Most AI teams struggle with observability because their logs are inconsistent. One service logs model and tokens, another logs prompt versions, and a third logs nothing. When incidents happen, nobody can reconstruct what changed.
A telemetry schema fixes that by making the evidence predictable.
Design principles
- Minimise by default. Prefer structured metadata over raw prompts (see data minimisation).
- Version everything. Model, prompt template, policies, tools, and retrieval configs.
- Make joins easy. Use stable request IDs, session IDs and trace IDs (see AI observability).
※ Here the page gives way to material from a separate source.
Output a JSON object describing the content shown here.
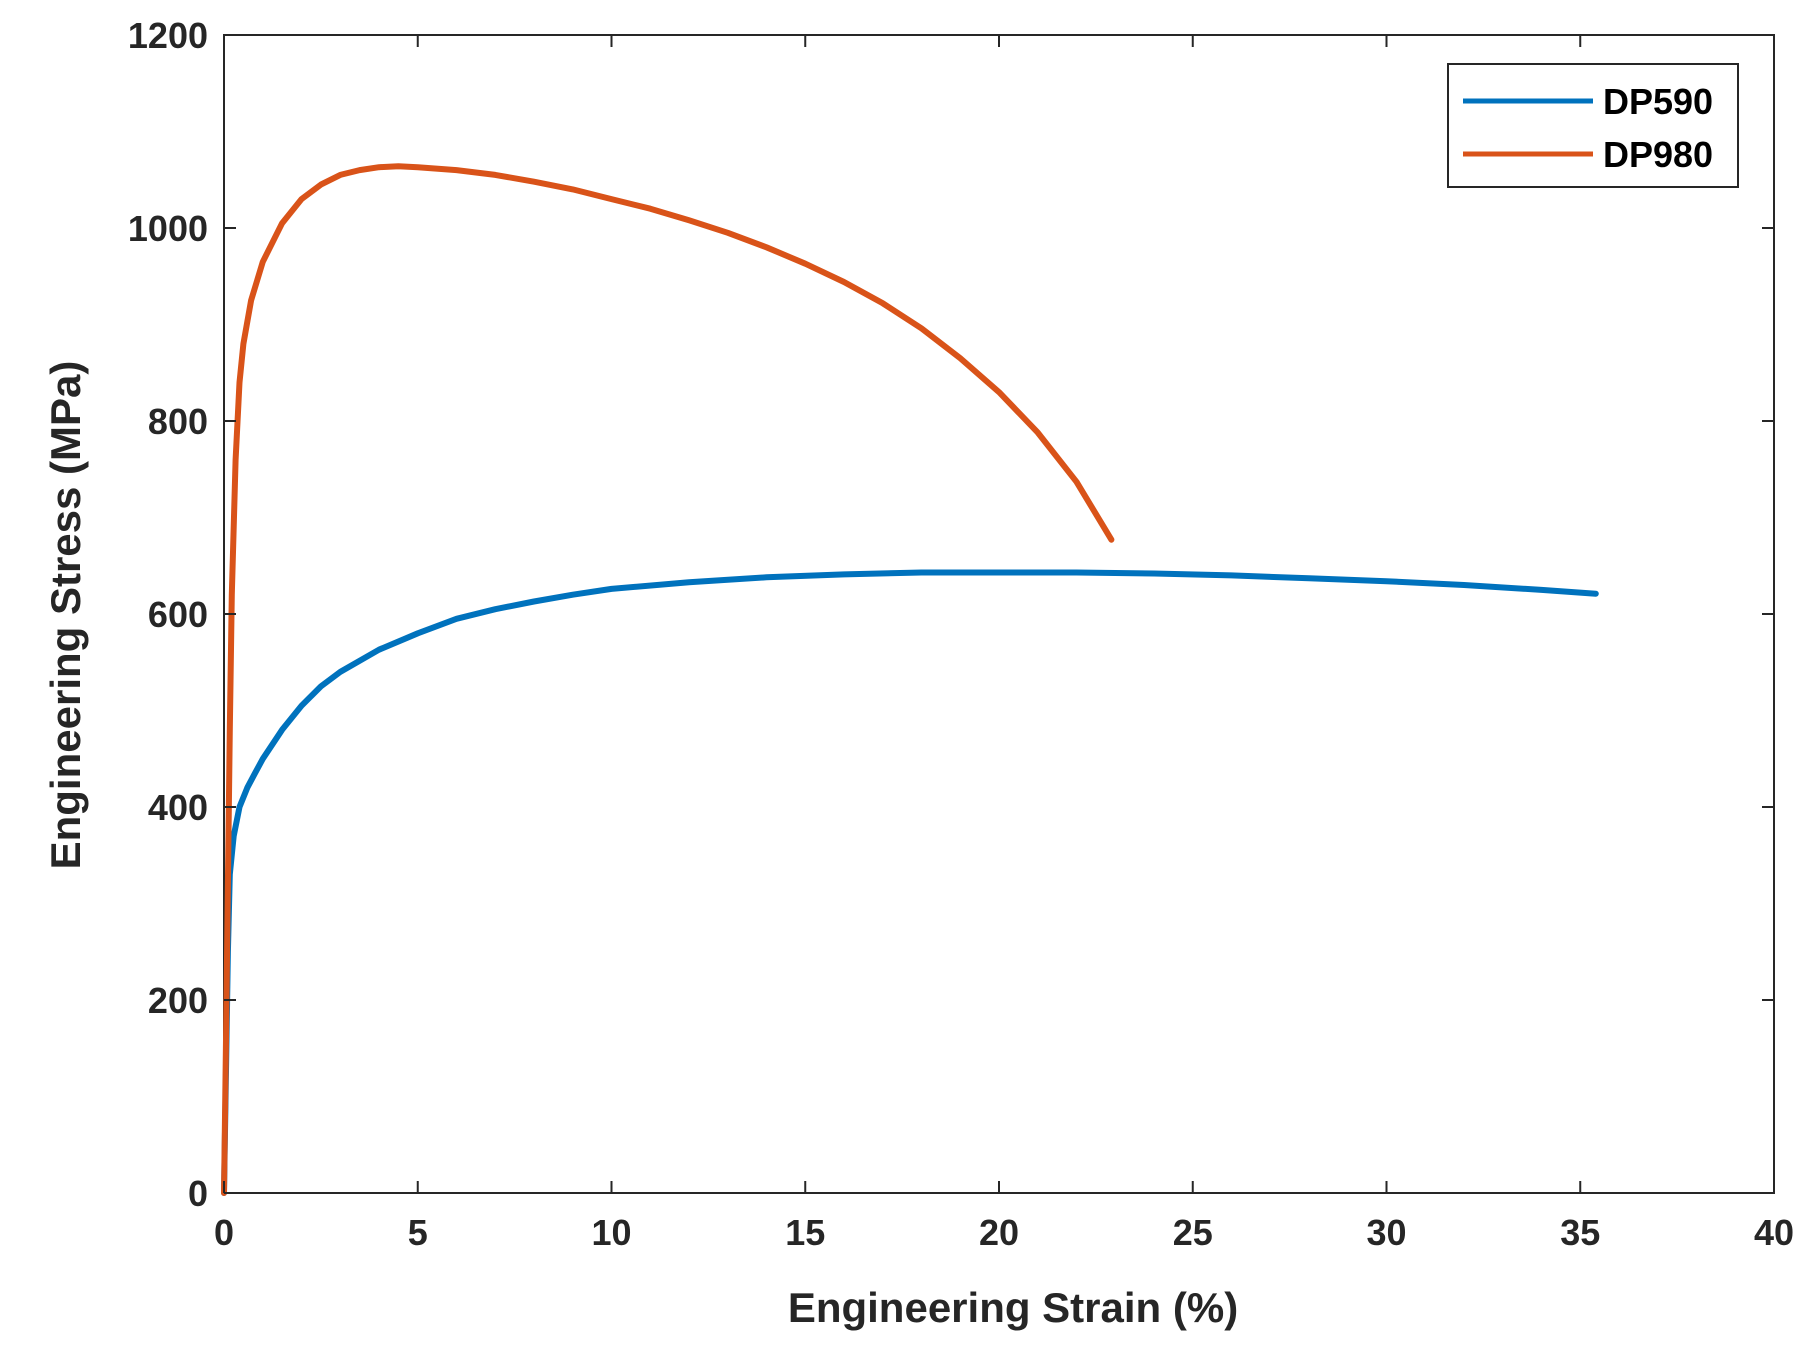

- Separate sensitive fields. Store content-bearing fields behind stronger controls and shorter retention (see retention and deletion).
Core event types
Start with a small set of events that map to system layers:
- Request. Who/what/where: tenant, environment, workflow, intent, and policy pack.
- Retrieval. Sources queried, filters applied, hit counts, and freshness indicators (see retrieval quality).
- Generation. Model/provider, prompt version, token counts, latency, and refusal signals.
- Tool calls. Tool name, arguments summary, response status, retries, and idempotency keys (see tool authorisation).
- Outcome. User action, escalation, edits, task completion, and feedback (see usage analytics).
Fields that pay off
The fields you consistently wish you had during incidents:
- Model/provider, region, and deployment route (see routing and failover).
- Prompt template version and policy prompt versions.
- Retrieval configuration and source identifiers.
- Latency by stage and total cost/tokens (see chargeback).
- Error category and reason codes (see error taxonomy).
What not to log
Logging everything creates compliance and security problems. Avoid:
- Always-on raw prompt storage.
- Full tool outputs that may include sensitive records.
- Identifiers that are not needed for decisions.
Telemetry is data. Treat it with the same discipline you apply to production systems, audits and controls (see compliance audits).